Local Crop Has More Resistance To Climate Change: Co-Founder, CropConnect
Unless there is demand in the market farmers do not grow their products. Demand of the right product is all that matters
In an interaction with BW Businessworld, the co-founder of CropConnect, Ishira Mehta speaks about various aspects that effect agriculture trade. Ishira is a former World Bank employee turned agriculture entrepreneur. She had covered over eighty thousand kilometers in three years, while visiting more than twenty one districts to connect with farmers.
What is your market based model?
We start with farmers as they grow what sells in market. Unless there is demand in the market they do not grow their products. Demand of the right product is all that matters. There is an entire value chain connected with it. We create demand in the market, and then we directly buy products from farmers and sell it in market. Our Market based model is all about it. Here we are basically dealing in traditional and indigenous crops, which are suitable for local farmers as well. Regional crops have their own resistance to difficult climates. Even farmers get profit from it.
How will it change the condition of farmers?
We are working only in indigenous crops as I have told you. Imagine a farmer is growing millet in some land, where drought is a common occurrence. As it’s a local crop, it can handle the less water. Now, the chances naturally comes down to face loss because, it suites the nature and climate. Selling such products, do help regional farmers as well.
What made you found CropConnect?
I had my career with World Bank for a long time where I had to work for various agriculture value chains. I have developed this interest during the same period. I thought of connecting farmers to the market and my partner Punit had somehow a similar kind of an idea. We wanted to bridge the gap between farmers and market. It had ignited me to found CropConnect. Then there is original Indian Table where we offer our traditional Indian products like rice and millets. It has strengthen the farmers and inspired them as well.

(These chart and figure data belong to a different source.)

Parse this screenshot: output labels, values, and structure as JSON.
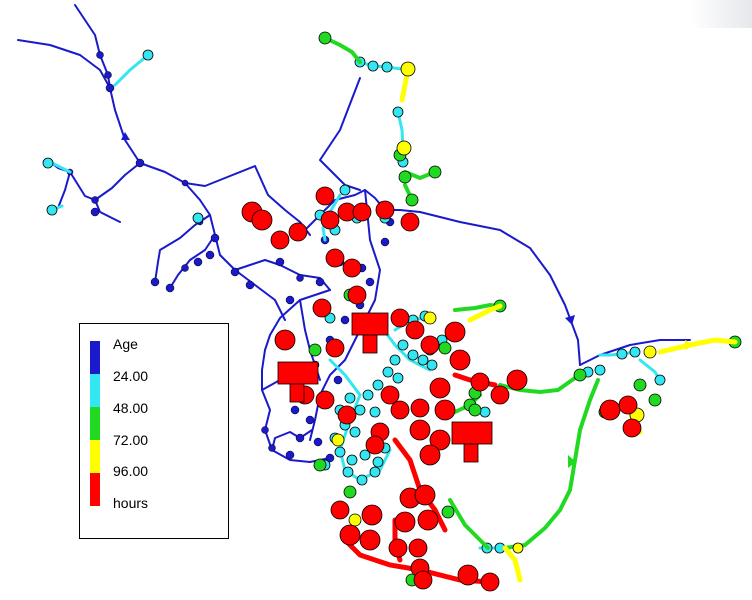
{
  "colors": {
    "background": "#ffffff",
    "age_0_24": "#1a1acc",
    "age_24_48": "#33e6f2",
    "age_48_72": "#22d922",
    "age_72_96": "#ffff00",
    "age_96_plus": "#ff0000",
    "outline": "#000000"
  },
  "legend": {
    "title": "Age",
    "thresholds": [
      "24.00",
      "48.00",
      "72.00",
      "96.00"
    ],
    "units": "hours",
    "swatch_colors": [
      "#1a1acc",
      "#33e6f2",
      "#22d922",
      "#ffff00",
      "#ff0000"
    ]
  }
}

How technology play its part in agriculture, when farmers are fighting for very basic issues like seeds and markets?
It is not an either or situation. I feel technology can go hand in hand while tackling basic issues as technology can help farmers leapfrog and adopt latest available tech tools like weather forecasting, drip irrigation, access to market prices, crop advice etc. on their phones.
Goods and services tax (GST) has its impact on farmer produce organizations due to unawareness of the issues like price differences in fertilizer. How long you think it will take for a normal trade to come back?
Hard to say as the knowledge level of farmer producer organizations varies widely across the country but from our experience it should not take too long. All the farmer groups we work with have got a GST ID and have transitioned to doing GST transactions.
What will be your business strategy if government will allow foreign direct investment (FDI) in farmer markets? What if big multi-national players get directly involved?
We don't see a direct threat from multinationals as of now as our products are niche due to their indigenous and regional nature and do not meet the scale requirements of large companies. Overall, FDI in the agriculture sector might bring much needed investment in the supply chain especially at the farm gate level to reduce wastage and increase shelf life.
If you are asked to rate farmer issues on scale, how will you rate them?
I must say its inconsistency in price. Today, farmer is the only producer in nation who can’t decide the price of his own produce. Then there is an issue of Input cost, whatever is happening with farmers has a big role to play with it. We have created small groups of farmers, who can be trained to cut the input costs. I will rate connectivity to the market as the third major issue. It has also played big role, we have seen farmers not getting access to collection centers and ultimately, not getting the right market to sell their products.
Is it true that Gujarati’s are born business people?
There is some sort of truth in the statement. I do not prefer to work for other people. I feel restless doing it, therefore I would say yes, we love to do business.